ASX-listed Volpara Health narrows first-half loss as revenue climbs 41%
By Paul McBeth
Nov. 10 (BusinessDesk) - Volpara Health Technologies, the Kiwi digital health firm listed on the ASX, narrowed its first-half loss as rising revenue put it on track to deliver faster sales growth through the remainder of the year.
The Wellington-based company yesterday reported a loss of $4.2 million, or 3 cents per share, in the six months ended Sept. 30, from a loss of $4.7 million, or 4 cents, a year earlier. Volpara lifted revenue 41 percent to $1.7 million with commercial sales up 13 percent to $1.3 million and the balance from increased research and development government grants.

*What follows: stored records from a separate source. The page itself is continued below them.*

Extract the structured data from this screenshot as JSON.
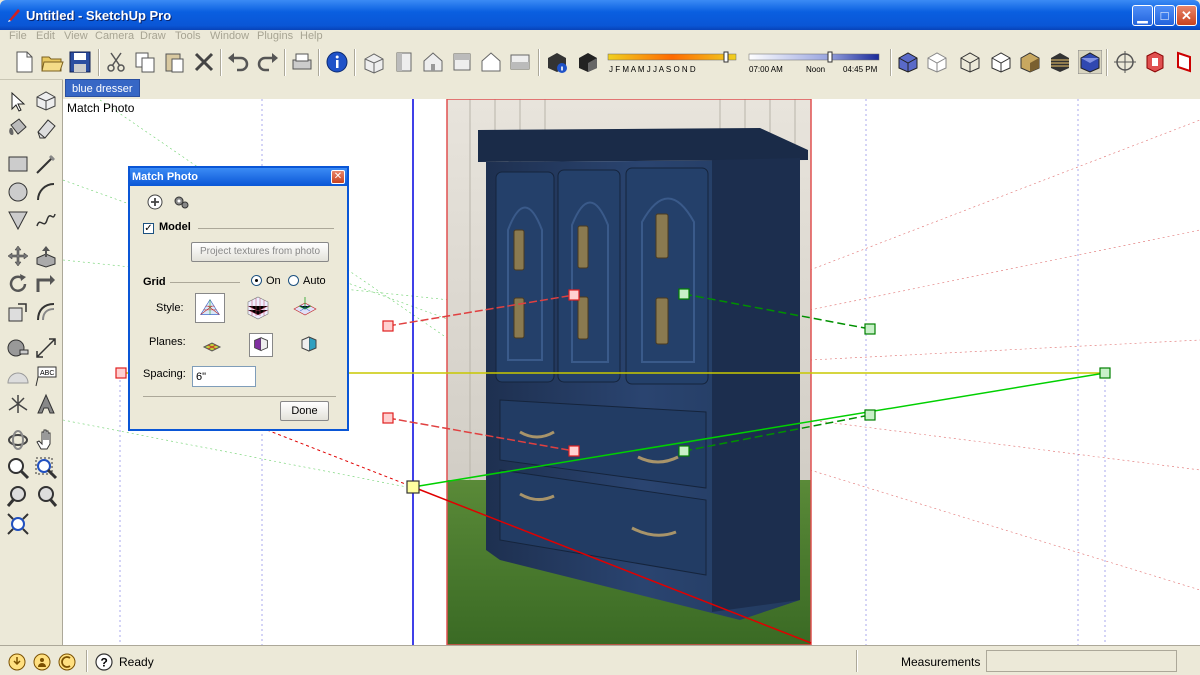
{
  "window": {
    "title": "Untitled - SketchUp Pro",
    "controls": [
      "minimize",
      "maximize",
      "close"
    ]
  },
  "menu": [
    "File",
    "Edit",
    "View",
    "Camera",
    "Draw",
    "Tools",
    "Window",
    "Plugins",
    "Help"
  ],
  "shadow_settings": {
    "months": "J F M A M J J A S O N D",
    "time_start": "07:00 AM",
    "time_mid": "Noon",
    "time_end": "04:45 PM"
  },
  "scene_tab": "blue dresser",
  "viewport": {
    "label": "Match Photo"
  },
  "dialog": {
    "title": "Match Photo",
    "model_label": "Model",
    "model_checked": true,
    "project_button": "Project textures from photo",
    "grid_label": "Grid",
    "grid_on": "On",
    "grid_auto": "Auto",
    "grid_selected": "On",
    "style_label": "Style:",
    "planes_label": "Planes:",
    "spacing_label": "Spacing:",
    "spacing_value": "6\"",
    "done_button": "Done"
  },
  "status": {
    "text": "Ready",
    "measurements_label": "Measurements",
    "measurements_value": ""
  },
  "colors": {
    "title_bar": "#0a56d6",
    "red_axis": "#e00000",
    "green_axis": "#00c000",
    "blue_axis": "#0000e0",
    "horizon": "#c8c800"
  }
}
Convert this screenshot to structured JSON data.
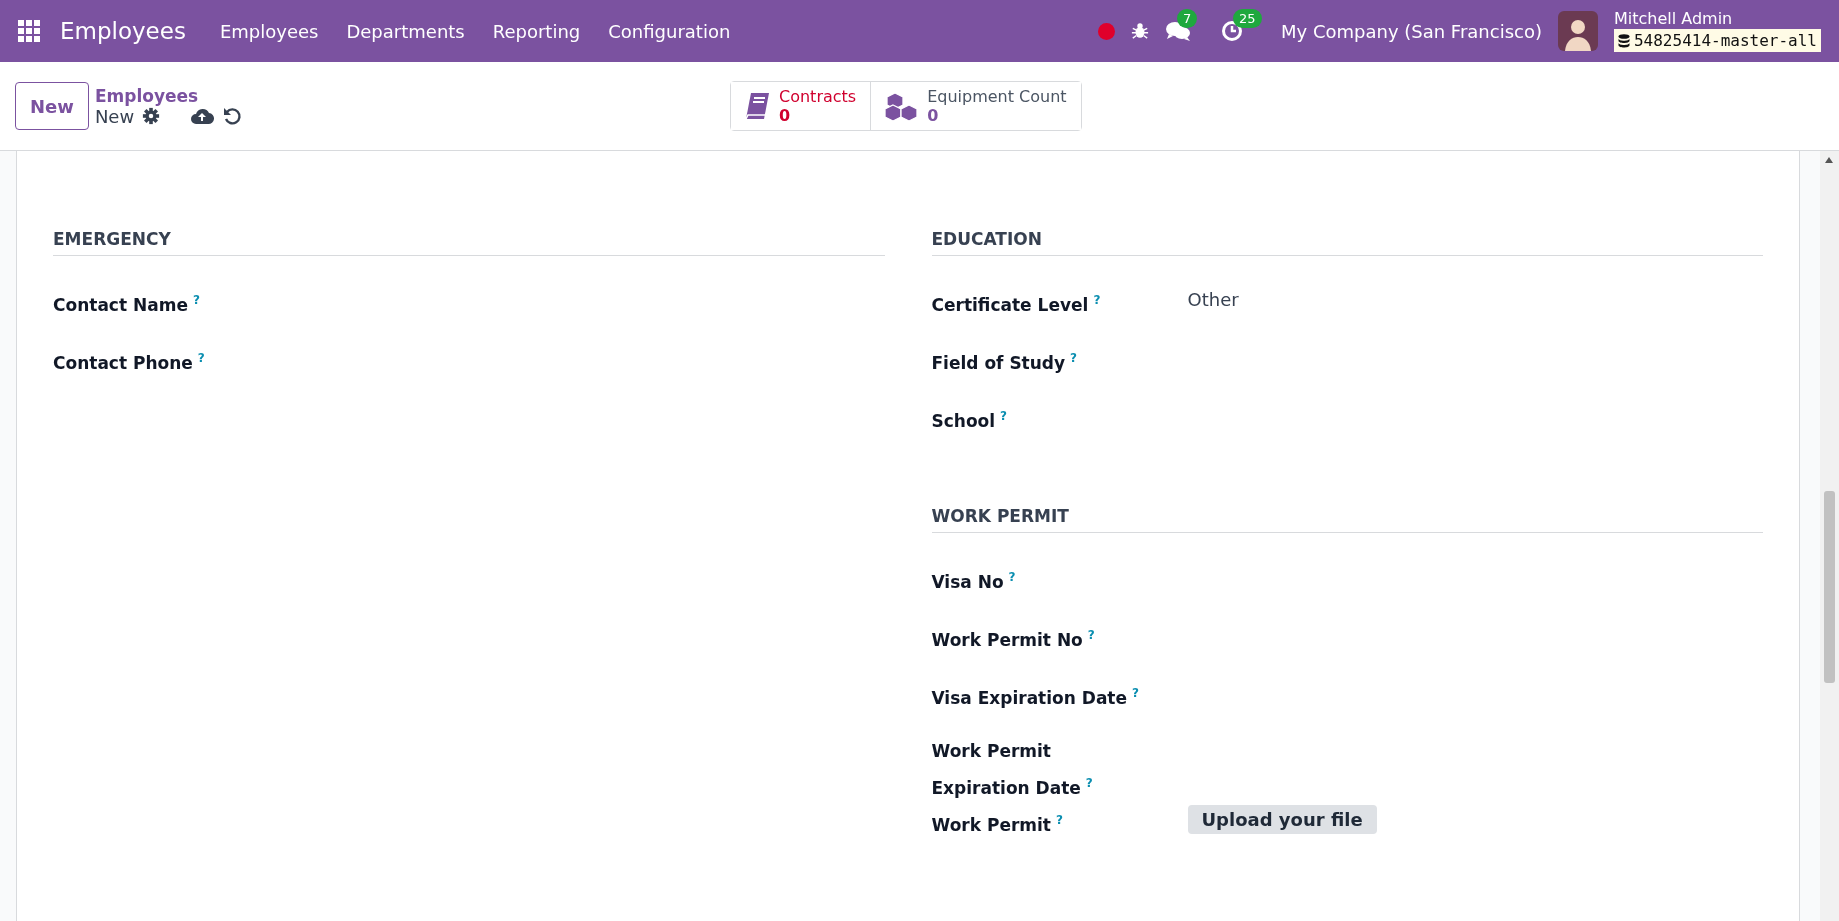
{
  "navbar": {
    "app_name": "Employees",
    "menu": [
      "Employees",
      "Departments",
      "Reporting",
      "Configuration"
    ],
    "messages_count": "7",
    "activities_count": "25",
    "company": "My Company (San Francisco)",
    "user": "Mitchell Admin",
    "database": "54825414-master-all"
  },
  "control_panel": {
    "new_button": "New",
    "breadcrumb": "Employees",
    "record": "New",
    "smart_buttons": [
      {
        "kind": "contracts",
        "label": "Contracts",
        "value": "0",
        "warning": true
      },
      {
        "kind": "equipment",
        "label": "Equipment Count",
        "value": "0",
        "warning": false
      }
    ]
  },
  "columns": [
    {
      "sections": [
        {
          "title": "EMERGENCY",
          "fields": [
            {
              "kind": "text",
              "label": "Contact Name",
              "help": "?"
            },
            {
              "kind": "text",
              "label": "Contact Phone",
              "help": "?"
            }
          ]
        }
      ]
    },
    {
      "sections": [
        {
          "title": "EDUCATION",
          "fields": [
            {
              "kind": "text",
              "label": "Certificate Level",
              "help": "?",
              "value": "Other"
            },
            {
              "kind": "text",
              "label": "Field of Study",
              "help": "?"
            },
            {
              "kind": "text",
              "label": "School",
              "help": "?"
            }
          ]
        },
        {
          "title": "WORK PERMIT",
          "fields": [
            {
              "kind": "text",
              "label": "Visa No",
              "help": "?"
            },
            {
              "kind": "text",
              "label": "Work Permit No",
              "help": "?"
            },
            {
              "kind": "text",
              "label": "Visa Expiration Date",
              "help": "?"
            },
            {
              "kind": "text",
              "label": "Work Permit Expiration Date",
              "help": "?"
            },
            {
              "kind": "file",
              "label": "Work Permit",
              "help": "?",
              "button": "Upload your file"
            }
          ]
        }
      ]
    }
  ]
}
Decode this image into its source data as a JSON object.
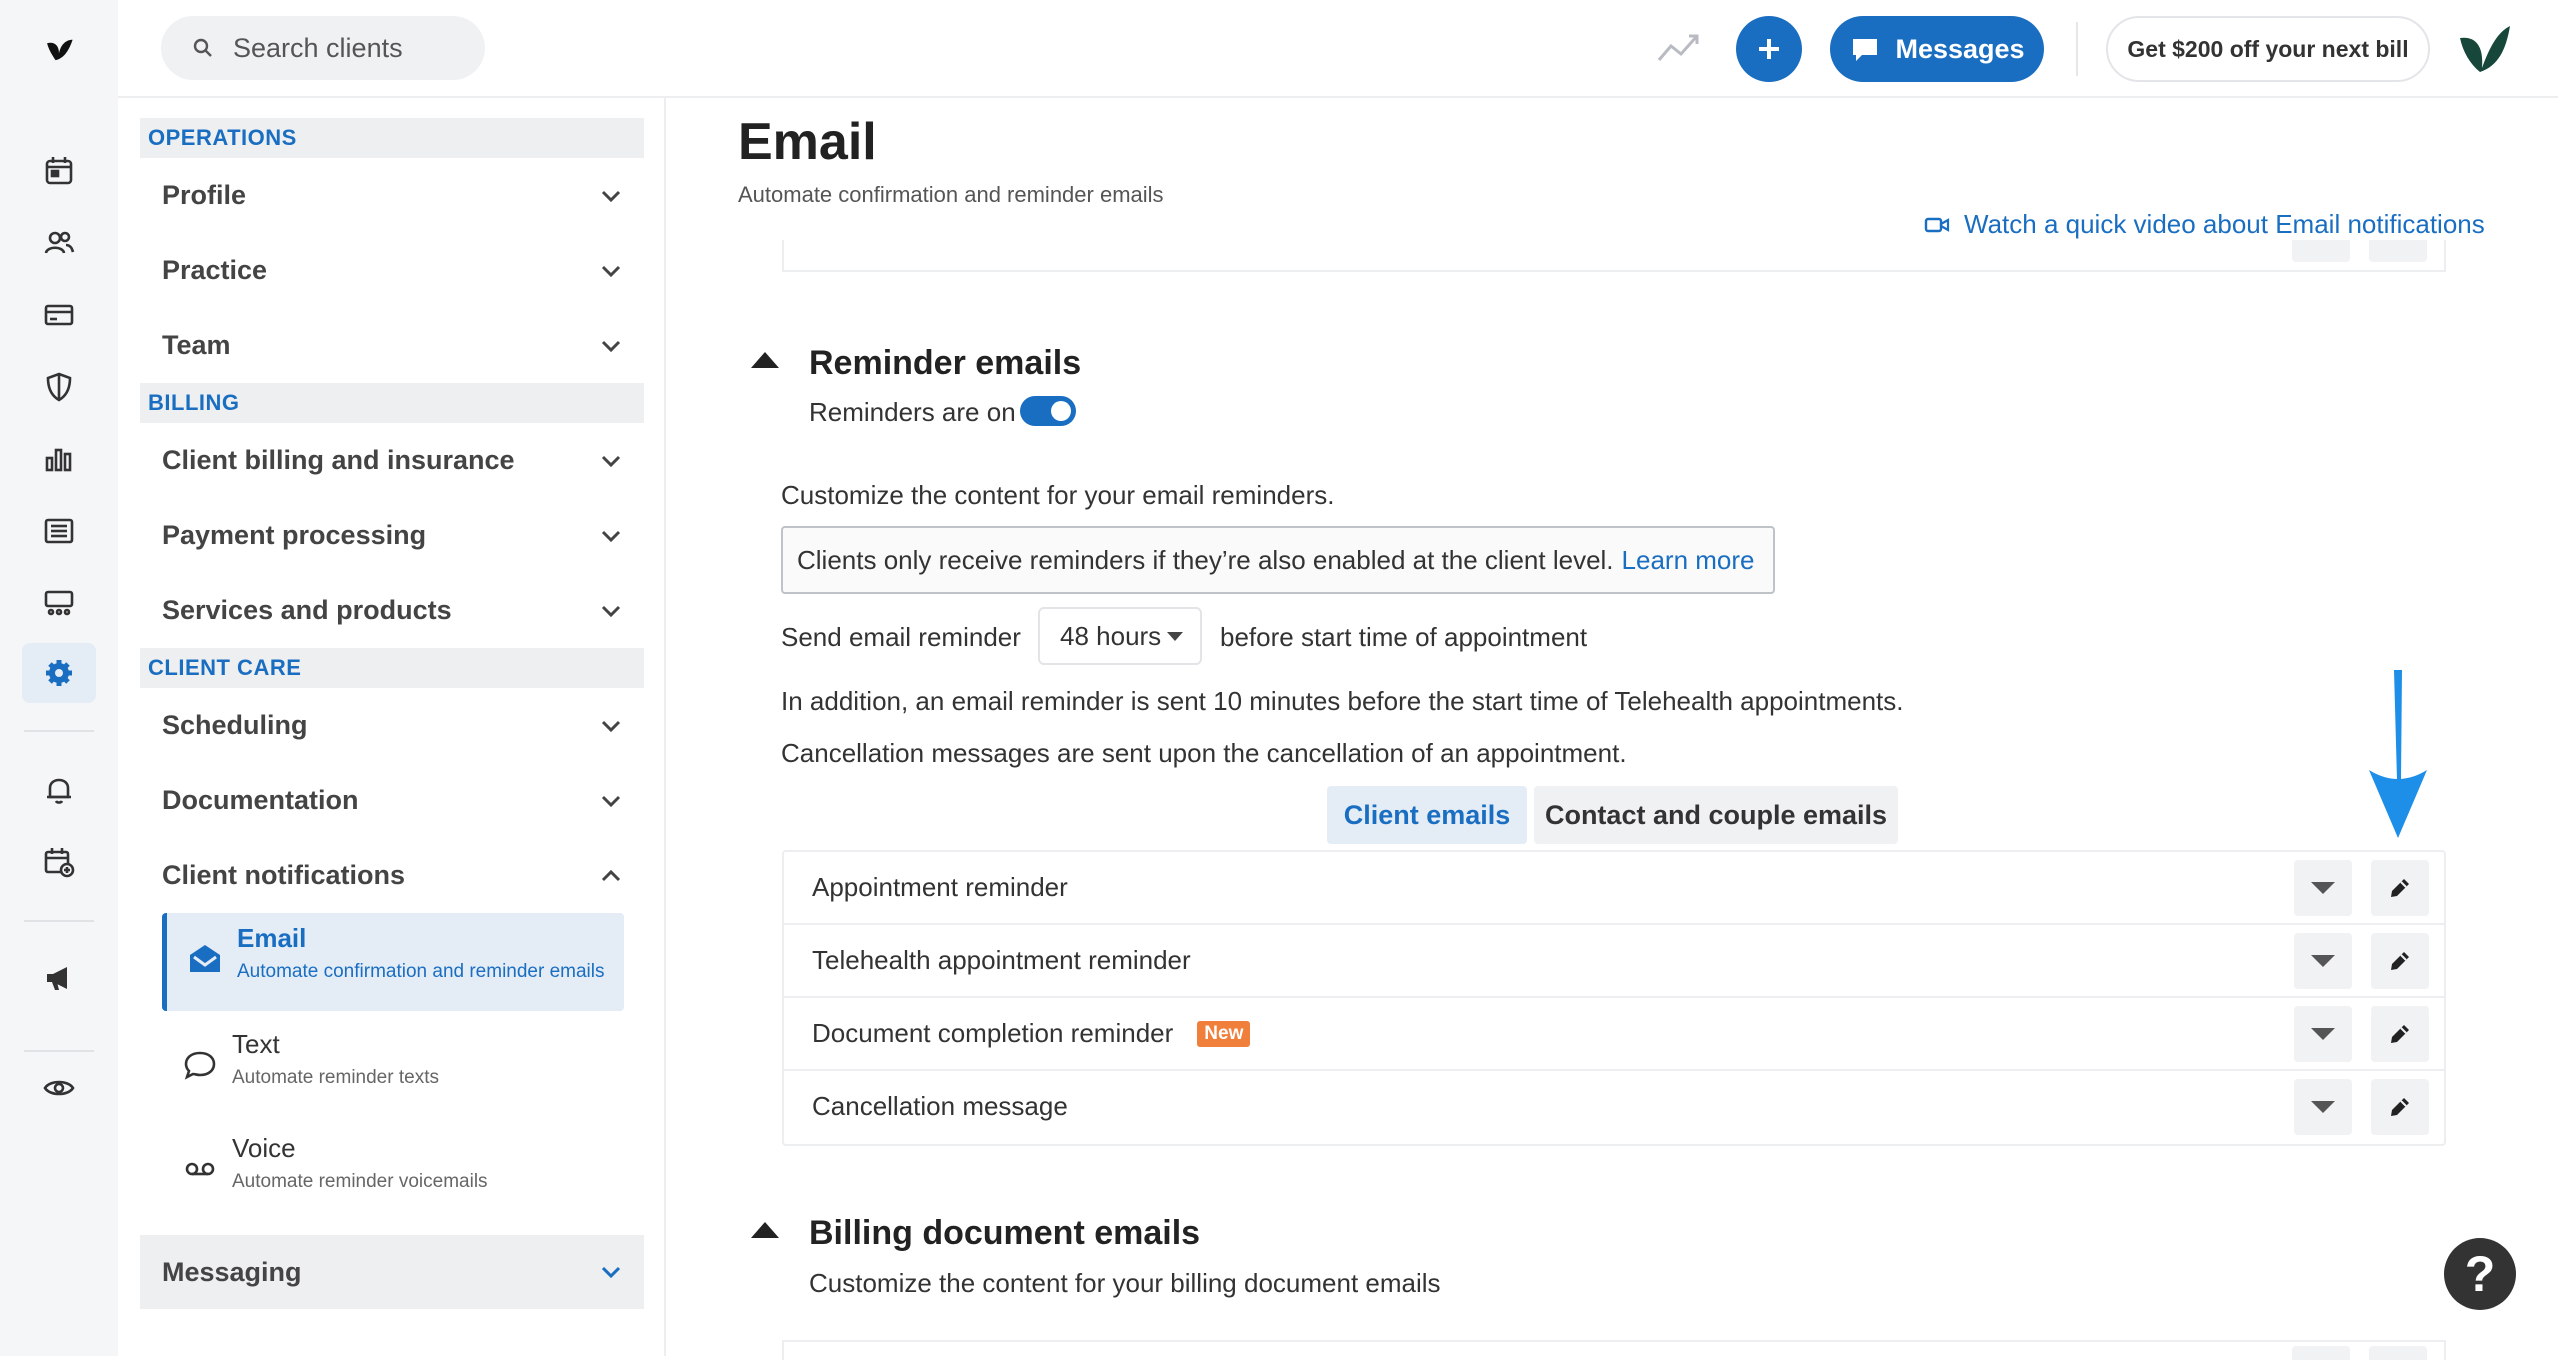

On an annualised recurring revenue basis, a favoured measure for software-as-a-service firms, sales rose 94 percent to $2.1 million.
"This puts the company on track to exceed its 200 percent growth target for FY18, given H2 is typically strong than H1," chief executive Ralph Highnam said in a statement to the ASX. "Our tasks are now to deliver substantial growth with more customers signing up, increasingly by word of mouth, and to deliver more services to those customers to ensure they are increasingly successful and that we return increased fees per customer."
Volpara's technology focuses on early detection of breast cancer and it went public last year, choosing the ASX over a domestic listing. The shares were sold at 50 Australian cents apiece, raising A$10 million in an initial public offering in 2016, and it went back to investors seeking another A$10 million at 60 Australian cents apiece later that year.
The shares closed at 64 Australian cents yesterday, and have edged up 0.8 percent this year.
The company increased its spending on R&D to $1.5 million in the six-month period from $1.2 million a year earlier, while sales and marketing expenses shrank to $2.6 million from $2.7 million. Operating cash burn slowed to $3.4 million from $3.8 million and the company had cash and equivalents of $1.3 million as at Sept. 30, plus a further $8 million in term deposits.